Why you shouldn't trust all VPNs on Google Play Store
There are over 250 apps in the Google Play Store that pop up when you search for VPN, but not all of them are worth downloading. Even more - most of them you should stay far away from, and never install on your device.
Why? A VPN app is all about security. The main reason you want to use VPN is to hide your online activity from your ISP (Internet Service Provider) and make sure your personal info or your web traffic stats do not fall into the wrong hands. This is why trust and credibility are the most important assets of any VPN provider. You are placing your trust in those apps and want to be sure that your personal data does not get collected, nor does any data get shared with government agencies when asked for.
Conducting the research VPN Selector
The first criteria assessed was company information. The location of the company's headquarters is important as it can place the app in a not-so-ideal jurisdiction. If you haven't heard of the Five-Eyes, Nine-Eyes and 14-Eyes alliances (UKUSA Agreement
) then these are intelligence alliances between countries to share data and intelligence. The existence of said treaties was kept under wraps and was only revealed to the public in 2005. A country that is part of any of those alliances might not be the best location to headquarter a VPN company.
- Five Eyes: Australia, Canada, New Zealand, United Kingdom, United States
- Nine Eyes: Five Eyes + Denmark, France, the Netherlands, and Norway
- 14 Eyes: Nine Eyes + Belgium, Germany, Italy, Spain, and Sweden
Israel, Singapore, and Japan are also collaborating with Five Eyes and reportedly Japan and Germany started collaborating since 2018.
So if the developer behind any of the VPNs is located in one of those intelligence-sharing alliances they might not be the best option if you are into super-shady business. But you might be OK turning the other cheek if the company itself is reputable and you have no plans to engage in illegal activities (which you shouldn’t!).
Out of the 50 Apps we investigated 16 belonged in one of the alliances and 5 collaborate with them. For 8 apps we were unable to track the company or a person behind the app so the location remained unknown.
Unlimited Free VPN Monster and Snap VPN have different companies associated with the apps, but digging a bit deeper you can clearly see they have the same people behind them. Take a look at their websites and see if you can spot the differences.
“We may share information with third-party vendors and service providers that provide services on our behalf, such as helping to provide our Services, for promotional and/or marketing purposes, and to provide you with information relevant to you such as product announcements, software updates, special offers, or other information.”
A VPN that shares data with third parties makes you question if you want to trust your data with that company.
“Among the types of Personal Data that VPN Russia by tap2free collects, by itself or through third parties, there are: Cookies, Usage Data, unique device identifiers for advertising (Google Advertiser ID or IDFA, for example) and geographic position.”

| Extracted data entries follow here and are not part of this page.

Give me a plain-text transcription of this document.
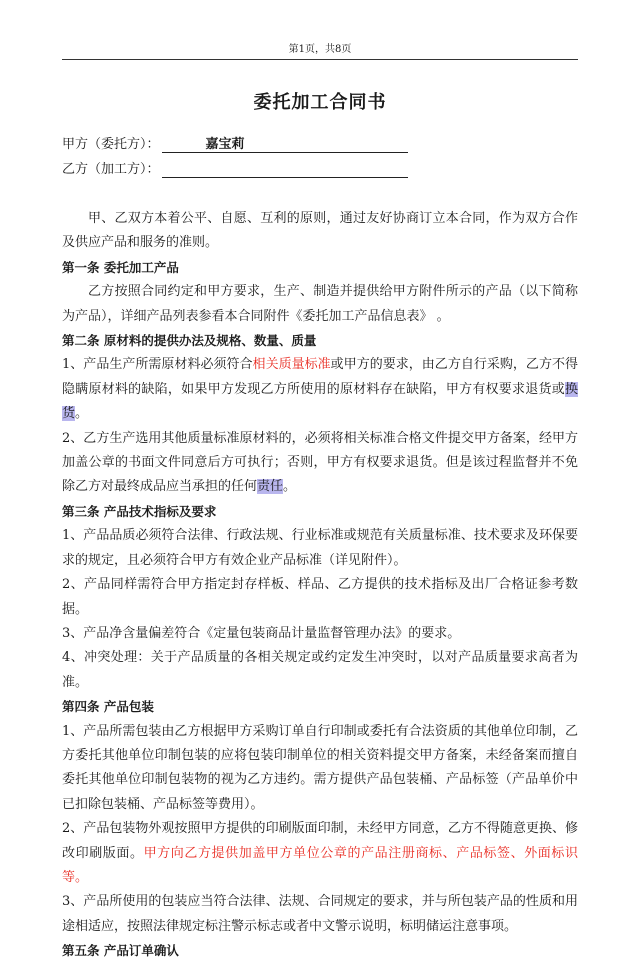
第1页，共8页
委托加工合同书
甲方（委托方）：	嘉宝莉
乙方（加工方）：

甲、乙双方本着公平、自愿、互利的原则，通过友好协商订立本合同，作为双方合作及供应产品和服务的准则。

第一条 委托加工产品

乙方按照合同约定和甲方要求，生产、制造并提供给甲方附件所示的产品（以下简称为产品），详细产品列表参看本合同附件《委托加工产品信息表》 。

第二条 原材料的提供办法及规格、数量、质量

1、产品生产所需原材料必须符合相关质量标准或甲方的要求，由乙方自行采购，乙方不得隐瞒原材料的缺陷，如果甲方发现乙方所使用的原材料存在缺陷，甲方有权要求退货或换货。

2、乙方生产选用其他质量标准原材料的，必须将相关标准合格文件提交甲方备案，经甲方加盖公章的书面文件同意后方可执行；否则，甲方有权要求退货。但是该过程监督并不免除乙方对最终成品应当承担的任何责任。

第三条 产品技术指标及要求

1、产品品质必须符合法律、行政法规、行业标准或规范有关质量标准、技术要求及环保要求的规定，且必须符合甲方有效企业产品标准（详见附件）。

2、产品同样需符合甲方指定封存样板、样品、乙方提供的技术指标及出厂合格证参考数据。

3、产品净含量偏差符合《定量包装商品计量监督管理办法》的要求。

4、冲突处理：关于产品质量的各相关规定或约定发生冲突时，以对产品质量要求高者为准。

第四条 产品包装

1、产品所需包装由乙方根据甲方采购订单自行印制或委托有合法资质的其他单位印制，乙方委托其他单位印制包装的应将包装印制单位的相关资料提交甲方备案，未经备案而擅自委托其他单位印制包装物的视为乙方违约。需方提供产品包装桶、产品标签（产品单价中已扣除包装桶、产品标签等费用）。

2、产品包装物外观按照甲方提供的印刷版面印制，未经甲方同意，乙方不得随意更换、修改印刷版面。甲方向乙方提供加盖甲方单位公章的产品注册商标、产品标签、外面标识等。

3、产品所使用的包装应当符合法律、法规、合同规定的要求，并与所包装产品的性质和用途相适应，按照法律规定标注警示标志或者中文警示说明，标明储运注意事项。

第五条 产品订单确认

What specifically this Usage Data is and why and with whom exactly your Unique Device Identifiers are shared remains unclear.

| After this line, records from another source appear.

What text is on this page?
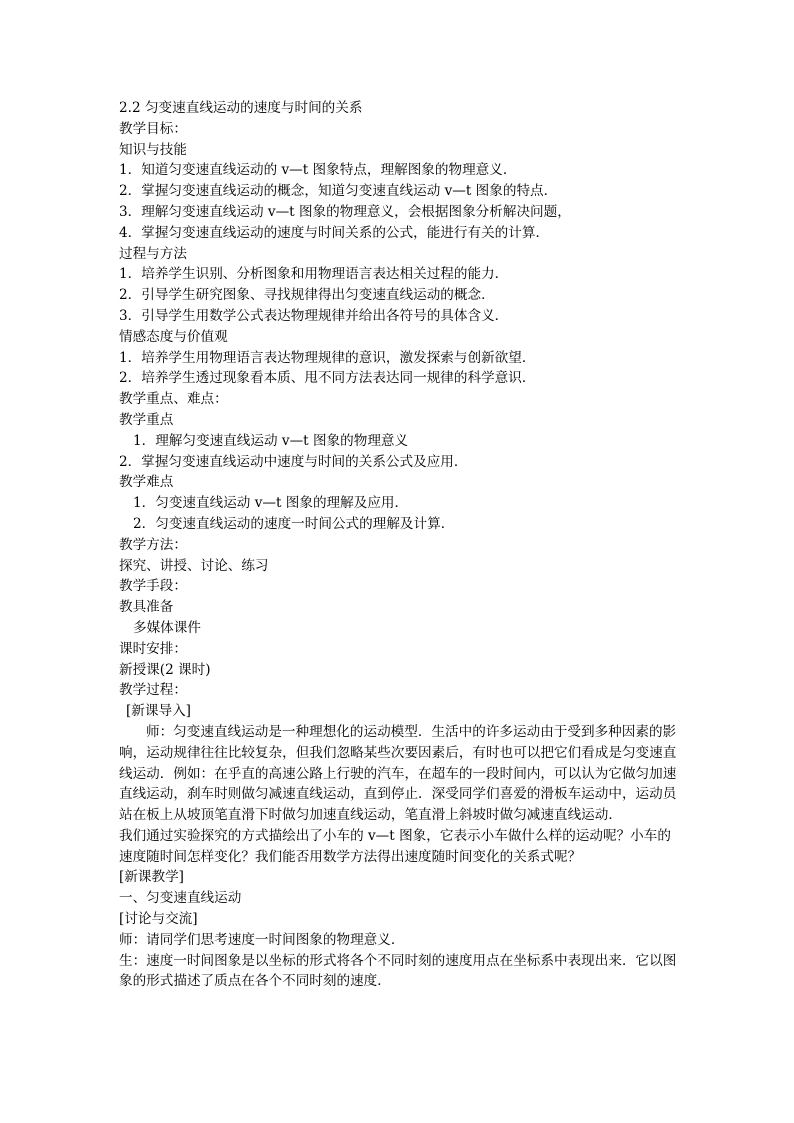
2.2 匀变速直线运动的速度与时间的关系
教学目标：
知识与技能
1．知道匀变速直线运动的 v—t 图象特点，理解图象的物理意义．
2．掌握匀变速直线运动的概念，知道匀变速直线运动 v—t 图象的特点．
3．理解匀变速直线运动 v—t 图象的物理意义，会根据图象分析解决问题，
4．掌握匀变速直线运动的速度与时间关系的公式，能进行有关的计算．
过程与方法
1．培养学生识别、分析图象和用物理语言表达相关过程的能力．
2．引导学生研究图象、寻找规律得出匀变速直线运动的概念．
3．引导学生用数学公式表达物理规律并给出各符号的具体含义．
情感态度与价值观
1．培养学生用物理语言表达物理规律的意识，激发探索与创新欲望．
2．培养学生透过现象看本质、甩不同方法表达同一规律的科学意识．
教学重点、难点：
教学重点
1．理解匀变速直线运动 v—t 图象的物理意义
2．掌握匀变速直线运动中速度与时间的关系公式及应用．
教学难点
1．匀变速直线运动 v—t 图象的理解及应用．
2．匀变速直线运动的速度一时间公式的理解及计算．
教学方法：
探究、讲授、讨论、练习
教学手段：
教具准备
多媒体课件
课时安排：
新授课(2 课时)
教学过程：
[新课导入]
师：匀变速直线运动是一种理想化的运动模型．生活中的许多运动由于受到多种因素的影响，运动规律往往比较复杂，但我们忽略某些次要因素后，有时也可以把它们看成是匀变速直线运动．例如：在乎直的高速公路上行驶的汽车，在超车的一段时间内，可以认为它做匀加速直线运动，刹车时则做匀减速直线运动，直到停止．深受同学们喜爱的滑板车运动中，运动员站在板上从坡顶笔直滑下时做匀加速直线运动，笔直滑上斜坡时做匀减速直线运动．
我们通过实验探究的方式描绘出了小车的 v—t 图象，它表示小车做什么样的运动呢？小车的速度随时间怎样变化？我们能否用数学方法得出速度随时间变化的关系式呢？
[新课教学]
一、匀变速直线运动
[讨论与交流]
师：请同学们思考速度一时间图象的物理意义．
生：速度一时间图象是以坐标的形式将各个不同时刻的速度用点在坐标系中表现出来．它以图象的形式描述了质点在各个不同时刻的速度．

You would expect that kind of suspect terms from dodgy apps sitting at the bottom of the search results page but this is from the top 50 Apps that mostly have a rating over 4.0.
In fact, 48 out of 50 had an average user score of 4.0 or above, 22 of them had scores of 4.5 or over.

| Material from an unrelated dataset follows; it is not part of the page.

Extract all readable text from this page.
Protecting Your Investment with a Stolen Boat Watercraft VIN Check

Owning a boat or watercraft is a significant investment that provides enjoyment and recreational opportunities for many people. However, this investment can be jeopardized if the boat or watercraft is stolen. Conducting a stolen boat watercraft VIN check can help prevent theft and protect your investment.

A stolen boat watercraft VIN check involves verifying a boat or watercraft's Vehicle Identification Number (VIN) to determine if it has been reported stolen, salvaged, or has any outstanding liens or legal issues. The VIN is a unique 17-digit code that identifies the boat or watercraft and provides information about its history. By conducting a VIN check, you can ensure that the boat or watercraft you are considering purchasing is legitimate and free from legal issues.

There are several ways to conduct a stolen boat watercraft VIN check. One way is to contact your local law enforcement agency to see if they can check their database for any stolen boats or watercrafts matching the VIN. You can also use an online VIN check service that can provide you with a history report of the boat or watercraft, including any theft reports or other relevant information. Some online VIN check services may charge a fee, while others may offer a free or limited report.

All of the Apps had install counts over 100,000 and some of the Apps even over 1,000,000. Wang VPN with a record score of 4.9 has 170,478 reviews and over 1 million installs.
How many of those installs and reviews are fake, we can not tell. But considering how easy it is to buy Android app installs and user ratings we can only imagine how artificially bloated the scores are. Digitaltrends
has dug into this topic in depth.
One thing we also noticed during the research is that there are plenty of VPN apps that try to masquerade themselves and try to copy the big brand VPN. This is not, of course, unusual but users should pay attention and not install a copycat but make sure they pick the correct app.
Express VPN for example, has three blatant knockoffs that catch the eye immediately and can be mistaken for the original if not careful.
” that lists the best Android VPN apps that are safe to use and that have passed speed tests, price comparisons and privacy checks.
A VPN app is supposed to hide and secure your online activities. If you can't fully trust the app or the company behind it, you might want to reconsider your choices and stick to the ones that have a long reputable history and have been tried and tested by verified VPN sites.